So, one who, fearful of finding that a distressing message has been left with the porter, lurks like a coward around the door for an hour without daring to enter; so, one who keeps a letter for fifteen days without opening it, or who only resigns himself after six months to undertaking a measure that had been necessary for a year, sometimes suddenly feel themselves abruptly precipitated toward an action by an irresistible force, like an arrow from a bow. The moralist and the doctor, who claim to know everything, cannot explain where such a mad energy so suddenly comes from in these lazy and voluptuous souls, and how, incapable of accomplishing the simplest and most necessary things, they find at a certain moment an uncalled for courage that allows them to perform the most absurd and often even the most dangerous of acts.
One of my friends, the most inoffensive dreamer who ever existed, once set fire to a forest to see, he said, if it would catch fire as easily as is generally affirmed. Ten times in a row the experiment failed; but the eleventh time it succeeded far too well.

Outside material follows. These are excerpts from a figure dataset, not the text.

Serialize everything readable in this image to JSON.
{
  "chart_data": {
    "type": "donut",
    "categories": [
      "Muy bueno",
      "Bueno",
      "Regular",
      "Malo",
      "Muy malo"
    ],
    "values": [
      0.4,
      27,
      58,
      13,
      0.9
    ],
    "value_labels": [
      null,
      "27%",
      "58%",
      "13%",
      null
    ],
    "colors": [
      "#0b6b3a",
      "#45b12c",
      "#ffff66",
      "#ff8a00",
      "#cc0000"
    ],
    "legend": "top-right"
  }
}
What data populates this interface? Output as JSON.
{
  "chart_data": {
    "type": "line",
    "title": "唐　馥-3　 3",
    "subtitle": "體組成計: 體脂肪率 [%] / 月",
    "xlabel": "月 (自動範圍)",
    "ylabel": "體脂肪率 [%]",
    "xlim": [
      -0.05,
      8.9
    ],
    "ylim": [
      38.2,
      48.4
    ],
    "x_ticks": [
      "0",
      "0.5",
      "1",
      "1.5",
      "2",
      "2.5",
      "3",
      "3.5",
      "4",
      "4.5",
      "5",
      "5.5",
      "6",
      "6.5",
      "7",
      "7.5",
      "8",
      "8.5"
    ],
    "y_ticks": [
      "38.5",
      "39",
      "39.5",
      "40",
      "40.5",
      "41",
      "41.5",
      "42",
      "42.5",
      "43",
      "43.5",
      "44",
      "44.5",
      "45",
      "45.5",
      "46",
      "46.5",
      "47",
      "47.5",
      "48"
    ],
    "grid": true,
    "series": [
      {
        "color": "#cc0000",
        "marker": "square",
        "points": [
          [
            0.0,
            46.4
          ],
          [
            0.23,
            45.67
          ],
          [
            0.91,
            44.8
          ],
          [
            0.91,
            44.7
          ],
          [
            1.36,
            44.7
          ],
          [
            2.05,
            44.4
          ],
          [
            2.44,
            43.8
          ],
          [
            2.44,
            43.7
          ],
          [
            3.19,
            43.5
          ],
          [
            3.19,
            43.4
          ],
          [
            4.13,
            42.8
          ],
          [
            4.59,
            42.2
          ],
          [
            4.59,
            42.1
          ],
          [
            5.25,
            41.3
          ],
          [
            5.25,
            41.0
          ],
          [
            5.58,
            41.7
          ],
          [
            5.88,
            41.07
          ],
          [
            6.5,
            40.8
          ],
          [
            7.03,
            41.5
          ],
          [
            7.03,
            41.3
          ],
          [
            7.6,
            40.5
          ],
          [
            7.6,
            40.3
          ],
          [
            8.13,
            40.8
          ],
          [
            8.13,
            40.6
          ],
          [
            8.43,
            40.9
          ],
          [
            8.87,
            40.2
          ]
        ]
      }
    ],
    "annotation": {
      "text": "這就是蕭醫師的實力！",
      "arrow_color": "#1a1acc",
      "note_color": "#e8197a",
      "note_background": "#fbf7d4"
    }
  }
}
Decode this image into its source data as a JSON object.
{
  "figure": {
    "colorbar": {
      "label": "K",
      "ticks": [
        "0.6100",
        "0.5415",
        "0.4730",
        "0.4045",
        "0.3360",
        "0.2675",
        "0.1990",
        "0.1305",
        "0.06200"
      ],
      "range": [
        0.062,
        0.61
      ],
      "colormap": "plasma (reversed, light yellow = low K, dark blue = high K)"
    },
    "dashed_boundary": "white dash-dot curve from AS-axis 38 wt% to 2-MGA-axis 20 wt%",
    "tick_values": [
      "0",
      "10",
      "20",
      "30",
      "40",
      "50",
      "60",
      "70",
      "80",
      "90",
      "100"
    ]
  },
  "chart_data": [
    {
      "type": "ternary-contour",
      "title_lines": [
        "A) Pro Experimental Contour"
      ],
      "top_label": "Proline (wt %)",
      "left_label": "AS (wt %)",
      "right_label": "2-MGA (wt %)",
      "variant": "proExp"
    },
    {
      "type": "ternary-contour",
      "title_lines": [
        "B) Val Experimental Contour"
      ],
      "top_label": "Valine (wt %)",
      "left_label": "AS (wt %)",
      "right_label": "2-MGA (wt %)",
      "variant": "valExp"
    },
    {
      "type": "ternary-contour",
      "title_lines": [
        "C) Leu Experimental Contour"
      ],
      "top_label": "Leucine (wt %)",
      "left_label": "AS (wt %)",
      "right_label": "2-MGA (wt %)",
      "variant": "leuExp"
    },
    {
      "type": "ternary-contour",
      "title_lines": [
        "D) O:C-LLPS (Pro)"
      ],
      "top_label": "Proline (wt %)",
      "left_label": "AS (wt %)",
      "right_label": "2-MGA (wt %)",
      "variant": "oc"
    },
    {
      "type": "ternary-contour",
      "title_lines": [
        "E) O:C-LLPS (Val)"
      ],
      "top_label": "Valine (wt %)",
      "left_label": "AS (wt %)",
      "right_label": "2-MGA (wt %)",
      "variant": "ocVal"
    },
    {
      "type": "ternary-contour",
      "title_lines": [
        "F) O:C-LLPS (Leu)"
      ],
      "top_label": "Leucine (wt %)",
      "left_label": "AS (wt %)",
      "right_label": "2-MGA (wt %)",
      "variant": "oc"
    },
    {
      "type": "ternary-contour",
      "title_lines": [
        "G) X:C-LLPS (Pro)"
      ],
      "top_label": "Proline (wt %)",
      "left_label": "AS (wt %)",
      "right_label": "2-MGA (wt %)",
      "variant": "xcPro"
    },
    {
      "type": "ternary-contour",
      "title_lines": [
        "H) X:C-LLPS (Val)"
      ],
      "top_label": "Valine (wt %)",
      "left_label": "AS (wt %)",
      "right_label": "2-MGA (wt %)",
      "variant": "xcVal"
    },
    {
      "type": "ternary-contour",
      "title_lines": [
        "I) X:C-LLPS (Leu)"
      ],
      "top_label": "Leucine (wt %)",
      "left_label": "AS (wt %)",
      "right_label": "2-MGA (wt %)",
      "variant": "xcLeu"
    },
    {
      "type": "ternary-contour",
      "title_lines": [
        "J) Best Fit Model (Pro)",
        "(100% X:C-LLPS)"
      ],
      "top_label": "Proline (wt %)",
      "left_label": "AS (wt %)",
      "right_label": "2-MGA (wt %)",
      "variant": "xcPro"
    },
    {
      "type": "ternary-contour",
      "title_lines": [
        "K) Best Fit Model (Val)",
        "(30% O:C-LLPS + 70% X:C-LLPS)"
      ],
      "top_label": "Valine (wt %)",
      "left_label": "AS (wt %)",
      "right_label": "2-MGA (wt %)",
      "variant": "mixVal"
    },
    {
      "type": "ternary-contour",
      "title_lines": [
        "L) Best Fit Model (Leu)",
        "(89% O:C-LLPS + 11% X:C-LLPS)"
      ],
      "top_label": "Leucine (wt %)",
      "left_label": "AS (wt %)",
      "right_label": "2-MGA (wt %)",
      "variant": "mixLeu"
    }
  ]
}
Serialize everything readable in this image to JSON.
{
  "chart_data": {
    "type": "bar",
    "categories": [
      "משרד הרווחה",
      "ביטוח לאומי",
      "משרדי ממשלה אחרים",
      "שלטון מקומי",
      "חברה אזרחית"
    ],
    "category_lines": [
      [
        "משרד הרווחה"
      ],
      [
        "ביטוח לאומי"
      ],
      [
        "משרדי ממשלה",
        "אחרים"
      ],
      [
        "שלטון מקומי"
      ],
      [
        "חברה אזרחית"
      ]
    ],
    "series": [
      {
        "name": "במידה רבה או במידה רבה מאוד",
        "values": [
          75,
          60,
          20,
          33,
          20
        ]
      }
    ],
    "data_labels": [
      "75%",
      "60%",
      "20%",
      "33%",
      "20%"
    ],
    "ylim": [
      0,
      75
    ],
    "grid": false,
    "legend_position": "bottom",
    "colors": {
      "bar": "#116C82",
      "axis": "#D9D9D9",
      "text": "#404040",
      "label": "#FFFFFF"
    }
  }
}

Another lit a cigar next to a keg of powder, to see, to understand, to tempt fate, to force himself to prove his energy, to gamble, to acquaint himself with the pleasures of anxiety, for reason at all, by caprice, out of idleness.
It is a sort of energy that springs forth from boredom and from reverie; and those in whom it manifests itself so unexpectedly are, in general, as I have said, the most indolent and the most dreamy of beings.
Another, who is so shy that he must gather together all of his feeble will simply to enter a cafe or pass in front of a theater box-office, whose ticket-collectors seem to him invested with the majesty of Minos, Aeacus, and Rhadamanthus, will suddenly throw his arms around the neck of an old man just passing by and embrace him with enthusiasm before the astonished crowd.
Why? Because . . . because the man's physiognomy appealed to him irresistibly? Perhaps—but it is more legitimate to suppose that he himself doesn't know why.
I have more than once been the victim of these crises and transports, which permit us to believe that Demons have entered into us and make us accomplish, unbeknownst to us, their most absurd whims.
One morning, I woke up sulky, sad, tired of laziness, and spurred, it seemed to me, to do something great, to perform some striking action; and I opened the window, alas!
(Observe, I beg of you, that the spirit of mystification which, in certain people, is not the product of conscious labor or of calculation, but of a fortuitous inspiration, shares much, if only by the ardor of its desire, with that humor—hysterical according to the doctors, satanic according to those who think a little better than the doctors—that pushes us without resistance toward a multitude of dangerous or unseemly actions.)
The first person I saw in the street was a glass-seller whose piercing and discordant patter rose all the way up to me through the heavy and dirty Parisian air. Now, it would be impossible for me to say why I was seized at the sight of this poor man with a hatred that was as sudden as it was despotic.
"Hey! Hey!," I called out to him to come up. In the meantime, I reflected, not without some gaiety, upon the fact that, my room being on the sixth floor and the stairway being very narrow, the man would necessarily experience some difficulty in making his ascent and would run the risk of catching the corners of his fragile merchandise in many places.
Finally he appeared. I examined all of his window-panes curiously and said to him: "What? You don't have colored glass? Pink, red, blue glass, magical windows, windows of paradise? How impudent you are! You dare to parade about the poor quarters, and you don't even have window-panes that would make the world look beautiful!" And I pushed him sharply onto the staircase, where he stumbled with a grunt.
I walked over to the balcony and grabbed a little pot of flowers, and when the man reappeared at the doorway, I let my engine of war drop perpendicularly onto the posterior edge of his hooks holding his rack of glass; the impact of this having knocked him over, he succeeded in breaking under his back all of his poor ambulatory fortune, which emitted the explosive noise of a crystal palace shattered by thunder.
And, drunk with my folly, I shouted at him furiously: "The world through rose-colored glass! The world through rose-colored glass!"
These nervous practical jokes are not without peril, and they may often cost one dearly. But what does an eternity of damnation matter to he who has found in a second an infinity of enjoyment?